En ce qui concerne ton problème de détection de disque dur, comment as tu compilé ton kernel ? à la main ou genkernel ? dans tout les cas, tu as surement omis d'installer le module qui détecte correctement ton chipset (JMicron, intel... ).

Quel est le nom et la référence de ta carte mère ?

----------

## kwenspc

 *GaMeS wrote:*   

>  dans tout les cas, tu as surement omis d'installer le module qui détecte correctement ton chipset (JMicron, intel... ).
> 
> Quel est le nom et la référence de ta carte mère ?

 

Si c'était le cas il verrait même pas ses disques.

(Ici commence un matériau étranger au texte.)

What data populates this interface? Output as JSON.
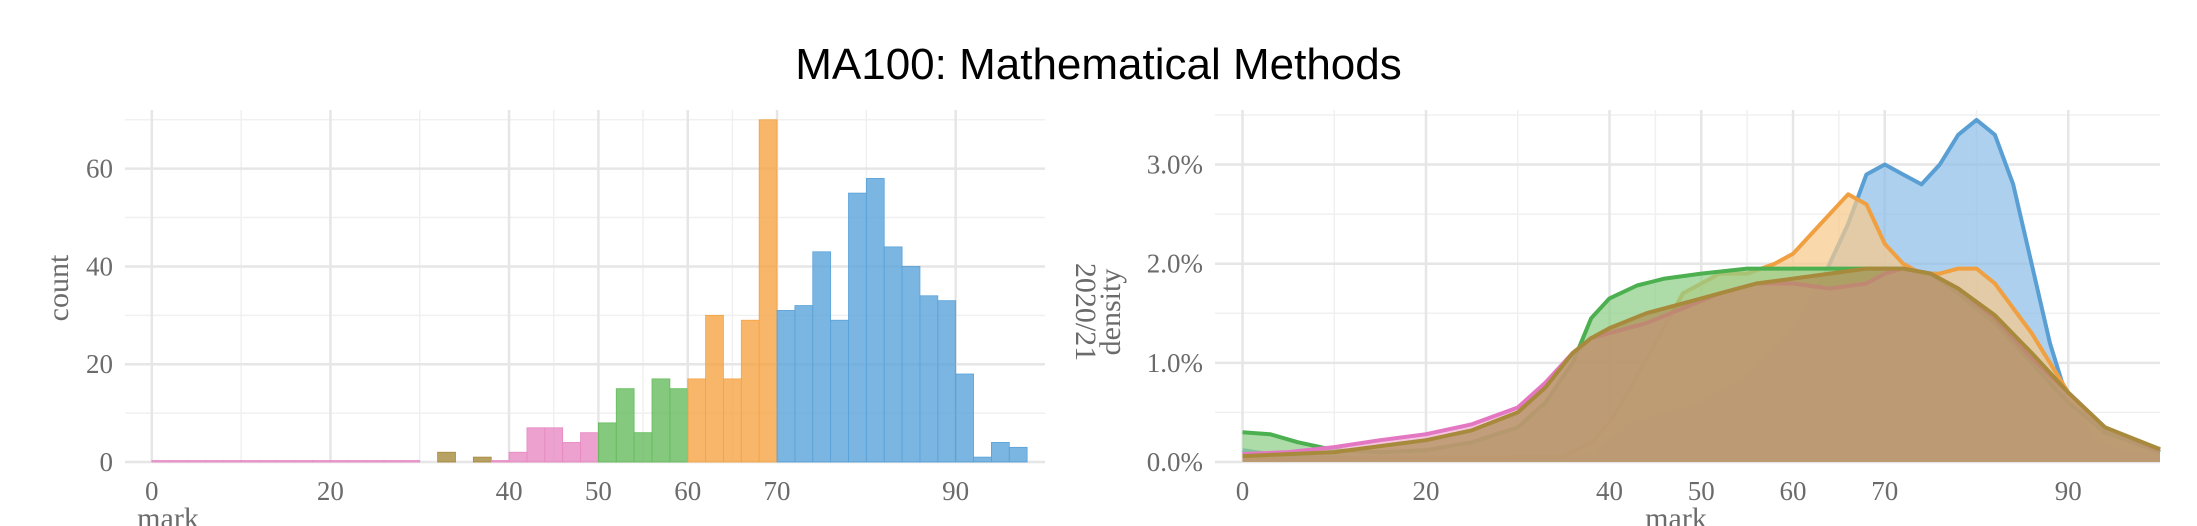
{
  "title": "MA100: Mathematical Methods",
  "chart_data": [
    {
      "type": "bar",
      "subtype": "histogram",
      "xlabel": "mark",
      "ylabel": "count",
      "xlim": [
        -3,
        100
      ],
      "ylim": [
        0,
        72
      ],
      "x_ticks": [
        0,
        20,
        40,
        50,
        60,
        70,
        90
      ],
      "y_ticks": [
        0,
        20,
        40,
        60
      ],
      "grid": true,
      "bin_width": 2,
      "bins": [
        {
          "x0": 0,
          "count": 0.3,
          "color": "#e78ac3"
        },
        {
          "x0": 2,
          "count": 0.3,
          "color": "#e78ac3"
        },
        {
          "x0": 4,
          "count": 0.3,
          "color": "#e78ac3"
        },
        {
          "x0": 6,
          "count": 0.3,
          "color": "#e78ac3"
        },
        {
          "x0": 8,
          "count": 0.3,
          "color": "#e78ac3"
        },
        {
          "x0": 10,
          "count": 0.3,
          "color": "#e78ac3"
        },
        {
          "x0": 12,
          "count": 0.3,
          "color": "#e78ac3"
        },
        {
          "x0": 14,
          "count": 0.3,
          "color": "#e78ac3"
        },
        {
          "x0": 16,
          "count": 0.3,
          "color": "#e78ac3"
        },
        {
          "x0": 18,
          "count": 0.3,
          "color": "#e78ac3"
        },
        {
          "x0": 20,
          "count": 0.3,
          "color": "#e78ac3"
        },
        {
          "x0": 22,
          "count": 0.3,
          "color": "#e78ac3"
        },
        {
          "x0": 24,
          "count": 0.3,
          "color": "#e78ac3"
        },
        {
          "x0": 26,
          "count": 0.3,
          "color": "#e78ac3"
        },
        {
          "x0": 28,
          "count": 0.3,
          "color": "#e78ac3"
        },
        {
          "x0": 32,
          "count": 2,
          "color": "#a68b3c"
        },
        {
          "x0": 36,
          "count": 1,
          "color": "#a68b3c"
        },
        {
          "x0": 38,
          "count": 0.3,
          "color": "#e78ac3"
        },
        {
          "x0": 40,
          "count": 2,
          "color": "#e78ac3"
        },
        {
          "x0": 42,
          "count": 7,
          "color": "#e78ac3"
        },
        {
          "x0": 44,
          "count": 7,
          "color": "#e78ac3"
        },
        {
          "x0": 46,
          "count": 4,
          "color": "#e78ac3"
        },
        {
          "x0": 48,
          "count": 6,
          "color": "#e78ac3"
        },
        {
          "x0": 50,
          "count": 8,
          "color": "#66bb5e"
        },
        {
          "x0": 52,
          "count": 15,
          "color": "#66bb5e"
        },
        {
          "x0": 54,
          "count": 6,
          "color": "#66bb5e"
        },
        {
          "x0": 56,
          "count": 17,
          "color": "#66bb5e"
        },
        {
          "x0": 58,
          "count": 15,
          "color": "#66bb5e"
        },
        {
          "x0": 60,
          "count": 17,
          "color": "#f5a443"
        },
        {
          "x0": 62,
          "count": 30,
          "color": "#f5a443"
        },
        {
          "x0": 64,
          "count": 17,
          "color": "#f5a443"
        },
        {
          "x0": 66,
          "count": 29,
          "color": "#f5a443"
        },
        {
          "x0": 68,
          "count": 70,
          "color": "#f5a443"
        },
        {
          "x0": 70,
          "count": 31,
          "color": "#5aa2d9"
        },
        {
          "x0": 72,
          "count": 32,
          "color": "#5aa2d9"
        },
        {
          "x0": 74,
          "count": 43,
          "color": "#5aa2d9"
        },
        {
          "x0": 76,
          "count": 29,
          "color": "#5aa2d9"
        },
        {
          "x0": 78,
          "count": 55,
          "color": "#5aa2d9"
        },
        {
          "x0": 80,
          "count": 58,
          "color": "#5aa2d9"
        },
        {
          "x0": 82,
          "count": 44,
          "color": "#5aa2d9"
        },
        {
          "x0": 84,
          "count": 40,
          "color": "#5aa2d9"
        },
        {
          "x0": 86,
          "count": 34,
          "color": "#5aa2d9"
        },
        {
          "x0": 88,
          "count": 33,
          "color": "#5aa2d9"
        },
        {
          "x0": 90,
          "count": 18,
          "color": "#5aa2d9"
        },
        {
          "x0": 92,
          "count": 1,
          "color": "#5aa2d9"
        },
        {
          "x0": 94,
          "count": 4,
          "color": "#5aa2d9"
        },
        {
          "x0": 96,
          "count": 3,
          "color": "#5aa2d9"
        }
      ]
    },
    {
      "type": "area",
      "subtype": "density",
      "xlabel": "mark",
      "ylabel": "density",
      "facet_label": "2020/21",
      "xlim": [
        -3,
        100
      ],
      "ylim": [
        0,
        0.0355
      ],
      "x_ticks": [
        0,
        20,
        40,
        50,
        60,
        70,
        90
      ],
      "y_ticks": [
        0,
        0.01,
        0.02,
        0.03
      ],
      "y_tick_labels": [
        "0.0%",
        "1.0%",
        "2.0%",
        "3.0%"
      ],
      "grid": true,
      "x_range": [
        0,
        100
      ],
      "series": [
        {
          "color": "#5a9fd4",
          "fill": "#8ebee8",
          "points": [
            [
              0,
              0.0012
            ],
            [
              5,
              0.0005
            ],
            [
              10,
              0.0004
            ],
            [
              20,
              0.0004
            ],
            [
              30,
              0.0004
            ],
            [
              35,
              0.0004
            ],
            [
              38,
              0.0006
            ],
            [
              42,
              0.0035
            ],
            [
              45,
              0.0045
            ],
            [
              50,
              0.0058
            ],
            [
              55,
              0.0085
            ],
            [
              60,
              0.013
            ],
            [
              63,
              0.018
            ],
            [
              66,
              0.024
            ],
            [
              68,
              0.029
            ],
            [
              70,
              0.03
            ],
            [
              72,
              0.029
            ],
            [
              74,
              0.028
            ],
            [
              76,
              0.03
            ],
            [
              78,
              0.033
            ],
            [
              80,
              0.0345
            ],
            [
              82,
              0.033
            ],
            [
              84,
              0.028
            ],
            [
              86,
              0.02
            ],
            [
              88,
              0.012
            ],
            [
              90,
              0.006
            ],
            [
              93,
              0.002
            ],
            [
              96,
              0.001
            ],
            [
              100,
              0.0008
            ]
          ]
        },
        {
          "color": "#f0a040",
          "fill": "#f7c98a",
          "points": [
            [
              0,
              0.0004
            ],
            [
              5,
              0.0003
            ],
            [
              10,
              0.0003
            ],
            [
              20,
              0.0004
            ],
            [
              30,
              0.0005
            ],
            [
              35,
              0.0006
            ],
            [
              38,
              0.002
            ],
            [
              40,
              0.004
            ],
            [
              42,
              0.007
            ],
            [
              45,
              0.012
            ],
            [
              48,
              0.017
            ],
            [
              52,
              0.019
            ],
            [
              55,
              0.019
            ],
            [
              58,
              0.02
            ],
            [
              60,
              0.021
            ],
            [
              63,
              0.024
            ],
            [
              65,
              0.026
            ],
            [
              66,
              0.027
            ],
            [
              68,
              0.026
            ],
            [
              70,
              0.022
            ],
            [
              72,
              0.02
            ],
            [
              74,
              0.019
            ],
            [
              76,
              0.019
            ],
            [
              78,
              0.0195
            ],
            [
              80,
              0.0195
            ],
            [
              82,
              0.018
            ],
            [
              86,
              0.013
            ],
            [
              90,
              0.007
            ],
            [
              94,
              0.003
            ],
            [
              100,
              0.001
            ]
          ]
        },
        {
          "color": "#4caf50",
          "fill": "#8fcf86",
          "points": [
            [
              0,
              0.003
            ],
            [
              3,
              0.0028
            ],
            [
              6,
              0.002
            ],
            [
              10,
              0.0012
            ],
            [
              15,
              0.001
            ],
            [
              20,
              0.0012
            ],
            [
              25,
              0.002
            ],
            [
              30,
              0.0035
            ],
            [
              33,
              0.006
            ],
            [
              36,
              0.01
            ],
            [
              38,
              0.0145
            ],
            [
              40,
              0.0165
            ],
            [
              43,
              0.0178
            ],
            [
              46,
              0.0185
            ],
            [
              50,
              0.019
            ],
            [
              55,
              0.0195
            ],
            [
              60,
              0.0195
            ],
            [
              65,
              0.0195
            ],
            [
              70,
              0.0195
            ],
            [
              72,
              0.0195
            ],
            [
              75,
              0.019
            ],
            [
              78,
              0.017
            ],
            [
              82,
              0.014
            ],
            [
              86,
              0.01
            ],
            [
              90,
              0.006
            ],
            [
              94,
              0.003
            ],
            [
              100,
              0.001
            ]
          ]
        },
        {
          "color": "#e377c2",
          "fill": "#f0b0d5",
          "points": [
            [
              0,
              0.0008
            ],
            [
              5,
              0.001
            ],
            [
              10,
              0.0015
            ],
            [
              15,
              0.0022
            ],
            [
              20,
              0.0028
            ],
            [
              25,
              0.0038
            ],
            [
              30,
              0.0055
            ],
            [
              33,
              0.008
            ],
            [
              36,
              0.011
            ],
            [
              38,
              0.0125
            ],
            [
              40,
              0.013
            ],
            [
              44,
              0.014
            ],
            [
              48,
              0.0155
            ],
            [
              52,
              0.017
            ],
            [
              56,
              0.018
            ],
            [
              60,
              0.018
            ],
            [
              64,
              0.0175
            ],
            [
              68,
              0.018
            ],
            [
              70,
              0.019
            ],
            [
              72,
              0.0195
            ],
            [
              75,
              0.019
            ],
            [
              78,
              0.0175
            ],
            [
              82,
              0.0145
            ],
            [
              86,
              0.0105
            ],
            [
              90,
              0.007
            ],
            [
              94,
              0.0035
            ],
            [
              100,
              0.0012
            ]
          ]
        },
        {
          "color": "#a88a3c",
          "fill": "#b08f55",
          "points": [
            [
              0,
              0.0006
            ],
            [
              5,
              0.0008
            ],
            [
              10,
              0.001
            ],
            [
              15,
              0.0016
            ],
            [
              20,
              0.0022
            ],
            [
              25,
              0.0032
            ],
            [
              30,
              0.005
            ],
            [
              33,
              0.0075
            ],
            [
              36,
              0.011
            ],
            [
              38,
              0.0125
            ],
            [
              40,
              0.0135
            ],
            [
              44,
              0.015
            ],
            [
              48,
              0.016
            ],
            [
              52,
              0.017
            ],
            [
              56,
              0.018
            ],
            [
              60,
              0.0185
            ],
            [
              64,
              0.019
            ],
            [
              68,
              0.0195
            ],
            [
              72,
              0.0195
            ],
            [
              75,
              0.019
            ],
            [
              78,
              0.0175
            ],
            [
              82,
              0.0148
            ],
            [
              86,
              0.011
            ],
            [
              90,
              0.007
            ],
            [
              94,
              0.0035
            ],
            [
              100,
              0.0013
            ]
          ]
        }
      ]
    }
  ]
}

Je pense plutôt à une histoire de libata/pata ou un truc comme ça non?

----------

## GaMeS

Oui, je pense qu'il a mis les modules PATA etc... mais pas d'activation SCSI ou S-ATA.

----------

## re12

Bonjour à vous et merci  :Smile: 

J'ai une ABIT AW9D-MAX et j'ai compilé le kernel à la main.

----------

## l_arbalette

 *re12 wrote:*   

> au reboot (une fois le noyau compiler, grub installer...) les disque sont reconnnu en hda, ce qui pose probleme...
> 
> La gentoo ne démarre donc pas...
> 
> 

 

Comment tu sais que les disques sont reconnus en hda si ta Gentoo ne démarre pas ?

Quelle est ta ligne de boot dans ton grub.conf ?

Avec quel support as-tu fait ton install ?

----------

## nico_calais

Si ton disque est reconnu hda, tu peux toujours lancer un live-cd et effectuer les modifs sur ton grub.conf pour qu'il tente de booter sur le hda.

Tu peux aussi directement tester ta theorie en modifiant la ligne de ton grub.conf au démarrage. A l'invite de grub, il me semble que tu dois appuyer sur la touche "e" pour edit

----------

## Deusexodus

Je confirme : c'est 'e' sur la ligne que tu veux éditer ensuite tu as les 4 ou 5 lignes c'est encore 'e' sur les lignes que tu veux éditer et Entrée pour valider (la modification se fait en clavier qwerty). Et quand toutes les options sont modifiées (on ne reboot pas !!!) on appuit sur 'b' (comme ???? .... boot  :Very Happy: )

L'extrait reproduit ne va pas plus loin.